农家子,但人上人(科举)(193)
不是牛二是谁?
牛二只略一张望,就看到了王景禹所在,当即高喊着拖着腿奔了过来:“景禹,我看到了!你得了解元!你得了解元,景禹!”
这一幕,可不就把外围所有人的视线,都吸引了过来。
王景禹看着奔到自己身前,直喘气的牛二。
看牛二看榜出来的速度,怕是站在最靠近榜前的位置,这怎么也要熬一宿才行。
只不过,他压根没有向牛二再多说什么的时间,身边的同窗已经齐齐涌了过来,向他道贺。
陪着王景禹同来,一直紧跟在他身侧的李念仁和石蛋,更是差点高兴的蹦起来,朝着王景禹同声大喊:“大哥!恭喜你,恭喜!”

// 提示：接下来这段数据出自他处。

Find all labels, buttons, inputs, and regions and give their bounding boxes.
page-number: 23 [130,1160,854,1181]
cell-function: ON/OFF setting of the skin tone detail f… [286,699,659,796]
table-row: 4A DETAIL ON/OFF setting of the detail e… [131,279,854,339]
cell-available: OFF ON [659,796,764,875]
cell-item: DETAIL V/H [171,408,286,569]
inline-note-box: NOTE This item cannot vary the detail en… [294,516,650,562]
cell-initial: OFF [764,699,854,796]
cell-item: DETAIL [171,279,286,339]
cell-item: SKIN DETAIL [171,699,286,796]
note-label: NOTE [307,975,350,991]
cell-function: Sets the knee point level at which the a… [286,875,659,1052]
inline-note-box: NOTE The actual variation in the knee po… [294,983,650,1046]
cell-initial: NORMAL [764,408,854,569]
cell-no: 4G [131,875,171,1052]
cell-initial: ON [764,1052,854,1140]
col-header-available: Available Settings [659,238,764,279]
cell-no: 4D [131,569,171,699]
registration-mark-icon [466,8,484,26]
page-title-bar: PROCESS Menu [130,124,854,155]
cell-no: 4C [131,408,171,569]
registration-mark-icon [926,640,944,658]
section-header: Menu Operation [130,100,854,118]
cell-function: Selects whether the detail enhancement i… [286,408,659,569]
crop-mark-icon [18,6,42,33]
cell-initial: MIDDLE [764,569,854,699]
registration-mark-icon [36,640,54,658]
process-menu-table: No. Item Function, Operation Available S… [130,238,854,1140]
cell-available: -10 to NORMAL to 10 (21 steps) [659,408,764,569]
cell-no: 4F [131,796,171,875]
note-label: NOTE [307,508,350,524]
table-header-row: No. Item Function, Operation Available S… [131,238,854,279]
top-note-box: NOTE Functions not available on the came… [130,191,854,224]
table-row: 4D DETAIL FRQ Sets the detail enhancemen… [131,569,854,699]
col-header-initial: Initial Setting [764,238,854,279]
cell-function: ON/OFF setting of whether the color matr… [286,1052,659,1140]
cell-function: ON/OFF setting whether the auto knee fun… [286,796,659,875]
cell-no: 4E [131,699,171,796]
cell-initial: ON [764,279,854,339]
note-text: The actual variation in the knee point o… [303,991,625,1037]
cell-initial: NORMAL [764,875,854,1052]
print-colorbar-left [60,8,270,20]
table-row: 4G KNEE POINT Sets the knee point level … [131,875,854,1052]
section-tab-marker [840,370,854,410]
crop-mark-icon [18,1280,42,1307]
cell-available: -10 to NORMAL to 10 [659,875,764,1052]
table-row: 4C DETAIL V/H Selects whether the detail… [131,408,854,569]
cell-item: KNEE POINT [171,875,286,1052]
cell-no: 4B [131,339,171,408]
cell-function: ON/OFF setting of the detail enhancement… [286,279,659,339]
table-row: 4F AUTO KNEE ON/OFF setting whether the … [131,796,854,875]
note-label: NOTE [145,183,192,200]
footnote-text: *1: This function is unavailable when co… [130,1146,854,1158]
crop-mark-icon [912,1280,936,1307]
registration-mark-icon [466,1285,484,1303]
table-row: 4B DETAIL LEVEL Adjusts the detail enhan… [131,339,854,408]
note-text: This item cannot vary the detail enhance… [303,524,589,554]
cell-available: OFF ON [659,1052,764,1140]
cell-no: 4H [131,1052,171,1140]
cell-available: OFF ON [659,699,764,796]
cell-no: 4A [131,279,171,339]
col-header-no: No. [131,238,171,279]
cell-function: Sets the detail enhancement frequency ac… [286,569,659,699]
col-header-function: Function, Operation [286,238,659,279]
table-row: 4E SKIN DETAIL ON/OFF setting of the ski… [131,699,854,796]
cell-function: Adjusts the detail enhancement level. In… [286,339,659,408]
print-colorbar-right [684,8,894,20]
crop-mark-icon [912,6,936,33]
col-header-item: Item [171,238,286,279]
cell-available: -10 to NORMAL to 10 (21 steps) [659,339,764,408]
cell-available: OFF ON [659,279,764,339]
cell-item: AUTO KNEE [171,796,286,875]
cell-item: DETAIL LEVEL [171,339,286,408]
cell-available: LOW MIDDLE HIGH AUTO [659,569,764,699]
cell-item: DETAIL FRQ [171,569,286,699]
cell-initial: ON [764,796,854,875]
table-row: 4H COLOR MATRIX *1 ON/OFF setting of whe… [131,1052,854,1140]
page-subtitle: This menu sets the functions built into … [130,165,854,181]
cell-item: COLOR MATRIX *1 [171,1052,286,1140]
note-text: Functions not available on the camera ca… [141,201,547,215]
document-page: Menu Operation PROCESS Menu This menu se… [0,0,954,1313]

其他州学和私学的学子们,也艳羡的看着这边,有的人虽然和他们不认识,也忍不住往前凑。
一睹解元尊容的同时,说不定站的离解元近一点,自己写在榜单上的名字也能离得近了呢!
牛二几乎要被这些涌上前的人群冲散,好在李念仁和石蛋牢牢抓住了他。
榜前持续的爆发着欢呼,也渐渐开始有学子满腹愁肠、带着深重的失落的离开了这里。
可喜可悲之状,极矣。
“姐姐!听到了吗?姐夫得了解元,解元呀姐姐!”
段玉青双手捉住段玉京一条手臂,又是摇又是蹦,段玉京只觉,若不是有妹妹在身边这边提醒,她简直有些要失态了。
安人他,不仅得偿所愿取了解,还如她的段爹爹和爹爹当年一样,拔得头筹,中了解元。
第97章
贡院放榜后不久,便有同样在贡院锁院了小两个月的举送官从贡院内步出。
携高一尺五寸,阔六寸,以绿为地,遍地以金花围饰的木制金花榜子,有公人代为宣言:“今科秋试捷子甲头——王景禹!入领金花榜子!”
王景禹见状稍整了衣襟,在早已自动给他排开的通道上,一步步稳稳的走了过去。
再次亲任了举送官的崔畅看着眼前风华正茂、丝毫不乱分寸的青年人,也掩饰不住一腔的欣赏之意,待王景禹在他身前站定,方当众口授其甲头捷子之徒。
王景禹拜领。
随即,身后早已准备多时的公人,身携得解人姓名的银牌,鸣铃走报。
那分了传报解元差事的两名公人,更是喜形于色,他们不仅身持银牌,还要一路手持着那晃眼的不能再晃眼的金花榜子。
想都不用想,这一路上得招来多少令人艳羡的目光了!
这一场解试下来,太康州解额七十有八,雎阳书院得占二十有九,州学得占三十有二,其余书院和私学子弟得了一十八位。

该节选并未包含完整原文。